A long-running conversation on LinkedIn features a variety of PR pros giving their views on sharing media lists with clients and soliciting opinions in regard to policies employed at various agencies. While the intent of the original poster was to solicit opinions on whether (s)he should share a media list with a client, it actually opened up a whole can of worms.
The central issue, as I and other respondents see it, is that this wouldn't even really be an issue if PR pros better positioned themselves and were more confident in their abilities. In other words, while tactics and the success of the tactics employed are a big part of what makes of successful, the strategy used to determine the actual tactics is what determines everything.
Unfortunately, strategy is something we rarely talk about. Pitch meetings with prospective clients are dominated by promises of high-level media placements and pronouncements of capabilities. Yet, the very fact that these elements take center stage at a pitching meeting sets up a situation where you're going to live or die by the hits only. It also positions the industry as little more than a telemarketing operation specializing in delivering marketing messages.

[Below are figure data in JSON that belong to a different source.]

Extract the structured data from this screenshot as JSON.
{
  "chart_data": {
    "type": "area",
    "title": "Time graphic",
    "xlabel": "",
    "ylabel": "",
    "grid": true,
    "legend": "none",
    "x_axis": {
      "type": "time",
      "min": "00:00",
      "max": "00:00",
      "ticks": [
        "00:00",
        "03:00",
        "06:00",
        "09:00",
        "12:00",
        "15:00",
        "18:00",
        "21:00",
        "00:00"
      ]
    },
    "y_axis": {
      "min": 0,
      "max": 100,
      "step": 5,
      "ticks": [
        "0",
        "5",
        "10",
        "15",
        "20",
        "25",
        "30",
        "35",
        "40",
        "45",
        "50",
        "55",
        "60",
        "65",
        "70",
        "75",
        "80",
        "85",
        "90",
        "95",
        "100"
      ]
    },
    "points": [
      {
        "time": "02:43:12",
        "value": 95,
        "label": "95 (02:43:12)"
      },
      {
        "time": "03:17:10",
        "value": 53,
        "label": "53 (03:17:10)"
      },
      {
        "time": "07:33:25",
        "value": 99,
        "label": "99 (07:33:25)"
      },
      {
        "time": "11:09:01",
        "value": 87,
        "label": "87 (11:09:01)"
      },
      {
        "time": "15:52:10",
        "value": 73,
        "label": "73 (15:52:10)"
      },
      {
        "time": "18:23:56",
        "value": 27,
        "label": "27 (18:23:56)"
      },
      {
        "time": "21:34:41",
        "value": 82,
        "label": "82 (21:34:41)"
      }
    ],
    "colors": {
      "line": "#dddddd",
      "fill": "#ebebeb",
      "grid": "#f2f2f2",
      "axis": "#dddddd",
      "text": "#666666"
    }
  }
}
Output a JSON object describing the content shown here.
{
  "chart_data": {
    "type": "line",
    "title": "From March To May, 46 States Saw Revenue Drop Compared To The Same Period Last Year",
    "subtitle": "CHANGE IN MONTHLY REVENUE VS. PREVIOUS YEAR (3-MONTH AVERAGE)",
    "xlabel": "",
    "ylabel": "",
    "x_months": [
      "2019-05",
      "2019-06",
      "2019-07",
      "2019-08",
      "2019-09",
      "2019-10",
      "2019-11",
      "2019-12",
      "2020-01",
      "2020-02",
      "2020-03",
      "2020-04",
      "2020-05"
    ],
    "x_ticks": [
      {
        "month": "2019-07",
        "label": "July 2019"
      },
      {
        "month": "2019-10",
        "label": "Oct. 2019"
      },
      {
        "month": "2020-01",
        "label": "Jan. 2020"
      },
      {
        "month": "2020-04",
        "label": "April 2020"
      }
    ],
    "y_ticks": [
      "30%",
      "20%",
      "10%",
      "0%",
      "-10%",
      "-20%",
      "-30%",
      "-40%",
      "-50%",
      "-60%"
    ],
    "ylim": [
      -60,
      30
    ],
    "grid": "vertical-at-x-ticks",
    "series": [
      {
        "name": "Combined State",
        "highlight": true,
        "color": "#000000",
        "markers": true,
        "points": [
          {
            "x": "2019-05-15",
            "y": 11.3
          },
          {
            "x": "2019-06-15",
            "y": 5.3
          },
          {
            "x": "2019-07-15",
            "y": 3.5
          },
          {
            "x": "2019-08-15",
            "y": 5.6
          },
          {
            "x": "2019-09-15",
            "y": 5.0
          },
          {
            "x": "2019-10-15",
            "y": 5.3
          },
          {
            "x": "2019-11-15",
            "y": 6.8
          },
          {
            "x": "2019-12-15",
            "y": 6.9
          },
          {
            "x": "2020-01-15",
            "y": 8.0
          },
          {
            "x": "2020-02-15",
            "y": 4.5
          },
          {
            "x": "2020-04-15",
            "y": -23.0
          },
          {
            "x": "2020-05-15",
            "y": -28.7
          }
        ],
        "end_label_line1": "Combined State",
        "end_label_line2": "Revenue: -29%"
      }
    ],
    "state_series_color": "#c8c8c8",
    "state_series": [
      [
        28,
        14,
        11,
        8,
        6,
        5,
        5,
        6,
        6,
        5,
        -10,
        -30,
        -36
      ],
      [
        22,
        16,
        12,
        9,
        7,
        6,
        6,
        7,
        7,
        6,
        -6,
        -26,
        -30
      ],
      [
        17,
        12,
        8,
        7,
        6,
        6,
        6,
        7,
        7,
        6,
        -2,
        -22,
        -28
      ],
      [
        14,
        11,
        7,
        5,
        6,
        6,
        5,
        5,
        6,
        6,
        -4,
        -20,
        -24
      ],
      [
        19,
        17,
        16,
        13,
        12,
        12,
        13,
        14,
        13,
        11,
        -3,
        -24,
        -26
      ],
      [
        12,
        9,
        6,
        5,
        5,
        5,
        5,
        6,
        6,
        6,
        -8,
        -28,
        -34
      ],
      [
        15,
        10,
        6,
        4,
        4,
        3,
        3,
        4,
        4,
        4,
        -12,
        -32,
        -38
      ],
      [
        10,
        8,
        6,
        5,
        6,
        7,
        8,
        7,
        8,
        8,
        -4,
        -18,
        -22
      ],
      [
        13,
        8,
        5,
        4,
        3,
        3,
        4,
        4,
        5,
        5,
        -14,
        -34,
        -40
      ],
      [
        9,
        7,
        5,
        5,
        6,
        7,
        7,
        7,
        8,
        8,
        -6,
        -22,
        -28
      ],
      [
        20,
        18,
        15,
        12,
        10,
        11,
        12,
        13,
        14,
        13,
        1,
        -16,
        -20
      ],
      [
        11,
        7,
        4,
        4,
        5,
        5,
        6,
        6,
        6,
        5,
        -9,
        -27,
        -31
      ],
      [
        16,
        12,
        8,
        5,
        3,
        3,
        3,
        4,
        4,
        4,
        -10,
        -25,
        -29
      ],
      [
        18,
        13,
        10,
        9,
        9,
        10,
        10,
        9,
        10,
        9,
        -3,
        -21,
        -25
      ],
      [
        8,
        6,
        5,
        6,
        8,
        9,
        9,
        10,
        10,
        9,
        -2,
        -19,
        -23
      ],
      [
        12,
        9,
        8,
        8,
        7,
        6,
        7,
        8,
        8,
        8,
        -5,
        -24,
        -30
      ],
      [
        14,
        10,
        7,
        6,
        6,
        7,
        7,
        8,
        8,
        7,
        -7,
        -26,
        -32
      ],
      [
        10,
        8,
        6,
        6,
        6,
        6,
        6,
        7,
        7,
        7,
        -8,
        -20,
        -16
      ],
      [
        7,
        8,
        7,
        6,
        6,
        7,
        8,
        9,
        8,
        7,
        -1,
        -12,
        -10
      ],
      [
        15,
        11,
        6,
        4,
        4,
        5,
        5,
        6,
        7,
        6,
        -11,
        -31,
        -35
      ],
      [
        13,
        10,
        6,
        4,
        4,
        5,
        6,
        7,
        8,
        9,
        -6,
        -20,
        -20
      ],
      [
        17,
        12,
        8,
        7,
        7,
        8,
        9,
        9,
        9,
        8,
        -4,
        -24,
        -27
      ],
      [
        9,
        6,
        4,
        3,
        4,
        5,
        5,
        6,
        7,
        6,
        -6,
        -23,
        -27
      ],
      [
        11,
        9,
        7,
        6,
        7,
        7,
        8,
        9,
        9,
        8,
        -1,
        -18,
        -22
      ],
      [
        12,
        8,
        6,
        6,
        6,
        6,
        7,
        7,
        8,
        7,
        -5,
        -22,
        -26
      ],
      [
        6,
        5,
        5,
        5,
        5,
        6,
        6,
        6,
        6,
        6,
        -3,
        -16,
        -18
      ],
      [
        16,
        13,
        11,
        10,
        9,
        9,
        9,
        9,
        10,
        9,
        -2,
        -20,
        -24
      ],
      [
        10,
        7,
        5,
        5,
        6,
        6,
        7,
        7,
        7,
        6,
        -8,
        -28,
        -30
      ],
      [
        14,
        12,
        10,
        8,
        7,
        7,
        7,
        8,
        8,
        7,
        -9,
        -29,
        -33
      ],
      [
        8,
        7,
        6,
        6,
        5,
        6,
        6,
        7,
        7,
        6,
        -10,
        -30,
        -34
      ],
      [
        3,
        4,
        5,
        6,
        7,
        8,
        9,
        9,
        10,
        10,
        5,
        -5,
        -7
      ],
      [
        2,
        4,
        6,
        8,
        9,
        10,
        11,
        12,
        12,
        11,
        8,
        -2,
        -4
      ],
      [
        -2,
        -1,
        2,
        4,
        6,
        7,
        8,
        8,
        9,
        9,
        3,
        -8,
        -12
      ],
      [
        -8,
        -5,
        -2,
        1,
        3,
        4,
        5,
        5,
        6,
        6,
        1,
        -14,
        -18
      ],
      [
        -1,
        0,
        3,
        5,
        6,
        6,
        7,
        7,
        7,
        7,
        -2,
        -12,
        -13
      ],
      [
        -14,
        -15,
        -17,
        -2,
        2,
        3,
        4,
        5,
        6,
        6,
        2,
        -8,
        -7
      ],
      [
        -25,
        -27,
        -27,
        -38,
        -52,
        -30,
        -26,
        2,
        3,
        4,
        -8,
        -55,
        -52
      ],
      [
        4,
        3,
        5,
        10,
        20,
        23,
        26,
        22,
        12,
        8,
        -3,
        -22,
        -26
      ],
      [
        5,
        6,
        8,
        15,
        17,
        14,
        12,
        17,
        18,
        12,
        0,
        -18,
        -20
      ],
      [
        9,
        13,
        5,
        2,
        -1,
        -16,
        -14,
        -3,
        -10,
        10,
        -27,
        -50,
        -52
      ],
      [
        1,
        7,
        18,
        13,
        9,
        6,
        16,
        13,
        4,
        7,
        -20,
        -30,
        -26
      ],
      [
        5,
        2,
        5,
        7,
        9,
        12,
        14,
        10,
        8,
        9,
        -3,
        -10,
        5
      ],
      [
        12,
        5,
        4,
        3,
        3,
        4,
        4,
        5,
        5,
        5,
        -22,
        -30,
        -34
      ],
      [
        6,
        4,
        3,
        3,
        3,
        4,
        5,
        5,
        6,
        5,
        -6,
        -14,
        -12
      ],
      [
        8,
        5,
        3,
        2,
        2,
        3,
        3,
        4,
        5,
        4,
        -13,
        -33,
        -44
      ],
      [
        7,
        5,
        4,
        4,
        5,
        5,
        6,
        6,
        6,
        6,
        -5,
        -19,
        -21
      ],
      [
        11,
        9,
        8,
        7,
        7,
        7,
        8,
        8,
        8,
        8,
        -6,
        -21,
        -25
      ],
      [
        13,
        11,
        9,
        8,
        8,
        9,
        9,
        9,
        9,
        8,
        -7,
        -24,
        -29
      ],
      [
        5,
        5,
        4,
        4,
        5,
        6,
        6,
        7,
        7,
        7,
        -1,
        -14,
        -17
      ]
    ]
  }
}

Any PR pros who work for small or mid-sized businesses can back this up. Often, clients will leap the assumption that if you don't personally know every editor at a publication you're pitching, you'll go nowhere. They don't even think about the fact that the messaging you use and other elements you create will be as instrumental, if not more so, than any relationships you may have. No one expects every lawyer to know every judge they may appear before on a personal level, but yet PR pros have let themselves get backed into that corner. Worse still, we've got no one to blame but ourselves.
My challenge to PR pros out there: Position yourself as a strategist who employs customized tactics that suit a client. Don't let yourself be known as someone who only does the "smile and dial."